The first round of presidential elections in France are already beginning to generate significant chatter, with Socialist candidate Francois Hollande poised to oust incumbent Nicolas Sarkozy.Analysts have feared that Hollande’s proposals could be radical—for example, he supports a 75 per cent tax on the highest French earners—however in regards to the eurozone crisis, Eurasia Group analyst Antonio Barroso writes, there’s really not much of a difference between the two candidates.

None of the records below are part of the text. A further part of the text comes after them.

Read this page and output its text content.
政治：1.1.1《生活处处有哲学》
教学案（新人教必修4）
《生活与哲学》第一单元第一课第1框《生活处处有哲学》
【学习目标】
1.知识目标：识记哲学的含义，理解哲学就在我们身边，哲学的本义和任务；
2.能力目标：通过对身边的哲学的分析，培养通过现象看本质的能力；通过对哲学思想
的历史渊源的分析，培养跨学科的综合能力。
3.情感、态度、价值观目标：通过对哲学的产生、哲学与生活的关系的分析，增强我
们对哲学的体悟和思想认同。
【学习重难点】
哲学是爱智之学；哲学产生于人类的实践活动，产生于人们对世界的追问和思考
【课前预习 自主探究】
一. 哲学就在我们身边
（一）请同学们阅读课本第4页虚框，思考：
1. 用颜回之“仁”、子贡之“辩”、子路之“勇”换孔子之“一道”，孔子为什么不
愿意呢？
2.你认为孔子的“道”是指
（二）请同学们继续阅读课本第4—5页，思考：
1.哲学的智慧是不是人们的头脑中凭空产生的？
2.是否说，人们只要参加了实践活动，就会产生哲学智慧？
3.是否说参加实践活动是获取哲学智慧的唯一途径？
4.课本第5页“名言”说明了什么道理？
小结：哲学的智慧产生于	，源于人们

Regardless of what Hollande may say about renegotiating the fiscal pact struck between euro area countries in December and despite apparent tensions with German Chancellor Angela Merkel, Hollande’s agenda would diverge minimally from that of Sarkozy:
Regarding the European debt crisis, the socialist camp remains adamant about the renegotiation of the fiscal treaty. However, it is unlikely that Hollande would aim to change what is already in the agreement; rather, he would push for the addition of a “growth component” to the text (the exact manner by which this would be done remains unclear). While the PS is putting a lot of emphasis on the “failed” strategy of European austerity and wants to shift the focus to growth, Hollande seems to agree with the current content of the treaty and would not try to alter what has been already agreed.

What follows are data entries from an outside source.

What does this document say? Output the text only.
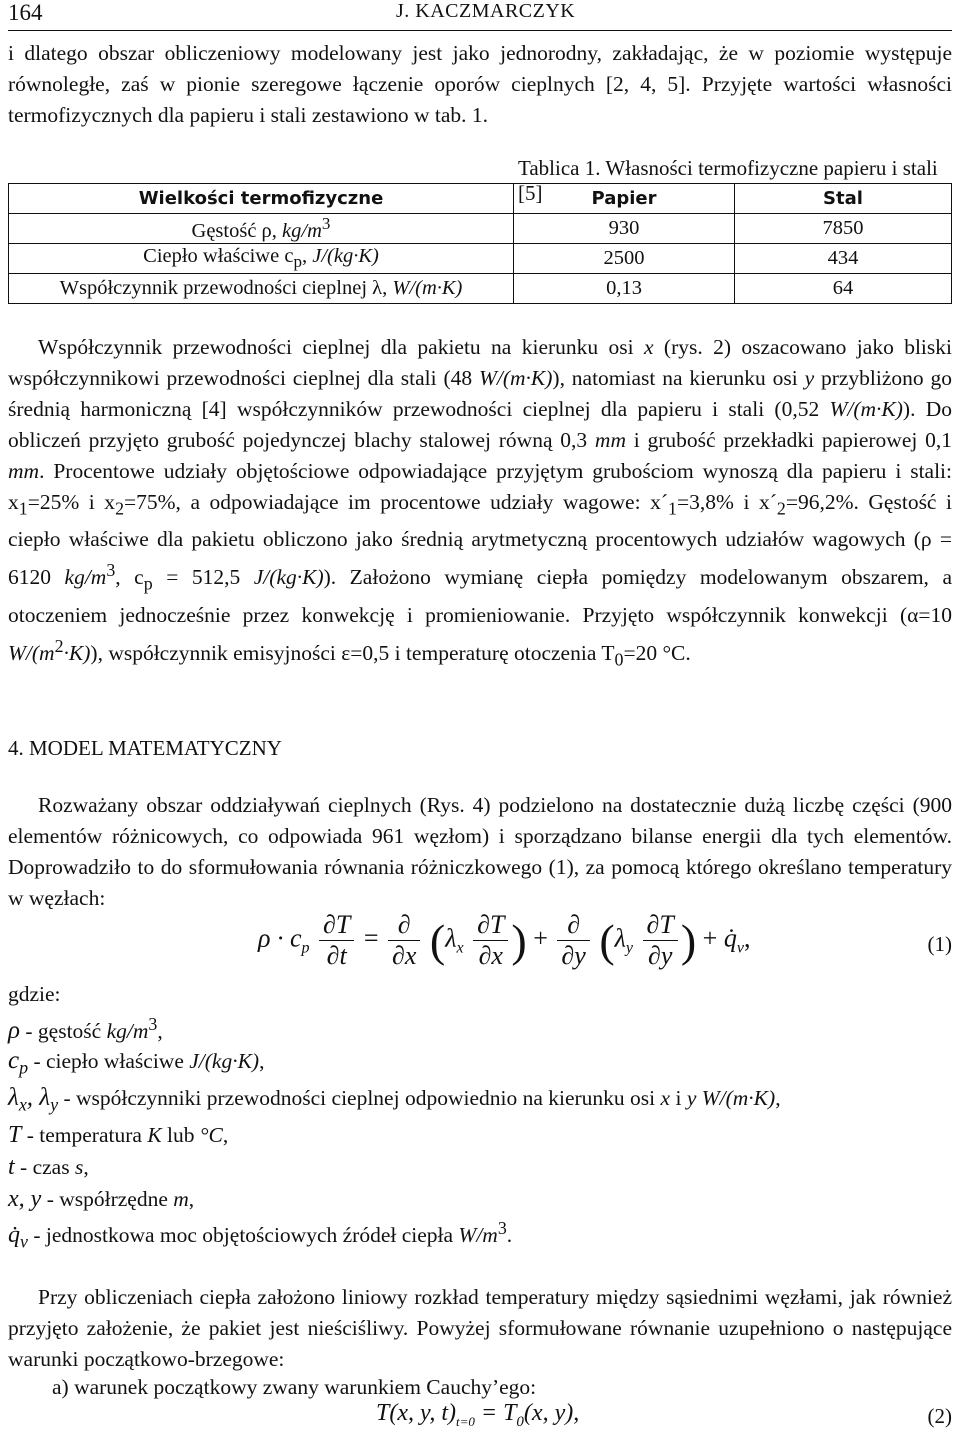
164	J. KACZMARCZYK

i dlatego obszar obliczeniowy modelowany jest jako jednorodny, zakładając, że w poziomie występuje równoległe, zaś w pionie szeregowe łączenie oporów cieplnych [2, 4, 5]. Przyjęte wartości własności termofizycznych dla papieru i stali zestawiono w tab. 1.

Tablica 1. Własności termofizyczne papieru i stali [5]
Wielkości termofizyczne	Papier	Stal
Gęstość ρ, $kg/m^3$	930	7850
Ciepło właściwe $c_p$, J/(kg·K)	2500	434
Współczynnik przewodności cieplnej λ, W/(m·K)	0,13	64

Współczynnik przewodności cieplnej dla pakietu na kierunku osi x (rys. 2) oszacowano jako bliski współczynnikowi przewodności cieplnej dla stali (48 W/(m·K)), natomiast na kierunku osi y przybliżono go średnią harmoniczną [4] współczynników przewodności cieplnej dla papieru i stali (0,52 W/(m·K)). Do obliczeń przyjęto grubość pojedynczej blachy stalowej równą 0,3 mm i grubość przekładki papierowej 0,1 mm. Procentowe udziały objętościowe odpowiadające przyjętym grubościom wynoszą dla papieru i stali: $x_1=25\%$ i $x_2=75\%$, a odpowiadające im procentowe udziały wagowe: $x´_1=3,8\%$ i $x´_2=96,2\%$. Gęstość i ciepło właściwe dla pakietu obliczono jako średnią arytmetyczną procentowych udziałów wagowych (ρ = 6120 $kg/m^3$, $c_p = 512,5$ J/(kg·K)). Założono wymianę ciepła pomiędzy modelowanym obszarem, a otoczeniem jednocześnie przez konwekcję i promieniowanie. Przyjęto współczynnik konwekcji (α=10 $W/(m^2\cdot K)$), współczynnik emisyjności ε=0,5 i temperaturę otoczenia $T_0=20$ °C.

4. MODEL MATEMATYCZNY

Rozważany obszar oddziaływań cieplnych (Rys. 4) podzielono na dostatecznie dużą liczbę części (900 elementów różnicowych, co odpowiada 961 węzłom) i sporządzano bilanse energii dla tych elementów. Doprowadziło to do sformułowania równania różniczkowego (1), za pomocą którego określano temperatury w węzłach:

$\rho \cdot c_p \frac{\partial T}{\partial t} = \frac{\partial}{\partial x} (\lambda_x \frac{\partial T}{\partial x}$ ) + $\frac{\partial}{\partial y} (\lambda_y \frac{\partial T}{\partial y}$ ) + $q̇_v$,	(1)
gdzie:
ρ - gęstość $kg/m^3$,
$c_p$ - ciepło właściwe J/(kg·K),
$\lambda_x$, $\lambda_y$ - współczynniki przewodności cieplnej odpowiednio na kierunku osi x i y W/(m·K),
T - temperatura K lub °C,
t - czas s,
x, y - współrzędne m,
$q̇_v$ - jednostkowa moc objętościowych źródeł ciepła $W/m^3$.

Przy obliczeniach ciepła założono liniowy rozkład temperatury między sąsiednimi węzłami, jak również przyjęto założenie, że pakiet jest nieściśliwy. Powyżej sformułowane równanie uzupełniono o następujące warunki początkowo-brzegowe:

a) warunek początkowy zwany warunkiem Cauchy’ego:
T(x, y, $t)_{t=0} = T_0(x$, y),	(2)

Indeed, Hollande and Sarkozy both believe that France has remained relatively strong throughout the crisis. With market pressure off, investors are right not be concerned that neither candidate will risk compromising their political base to push through stronger initiatives to reduce France’s deficit or reform the labour market. Barroso continues:
Therefore, the biggest risk underpinning the upcoming presidential contest is the low likelihood of significant policy changes following the election. This also raises questions about the capacity of France to react to further crisis episodes in the near future. While both Hollande and Sarkozy would certainly adopt measures if market pressure hit France again, the potential for political turmoil in such a scenario should not be discarded.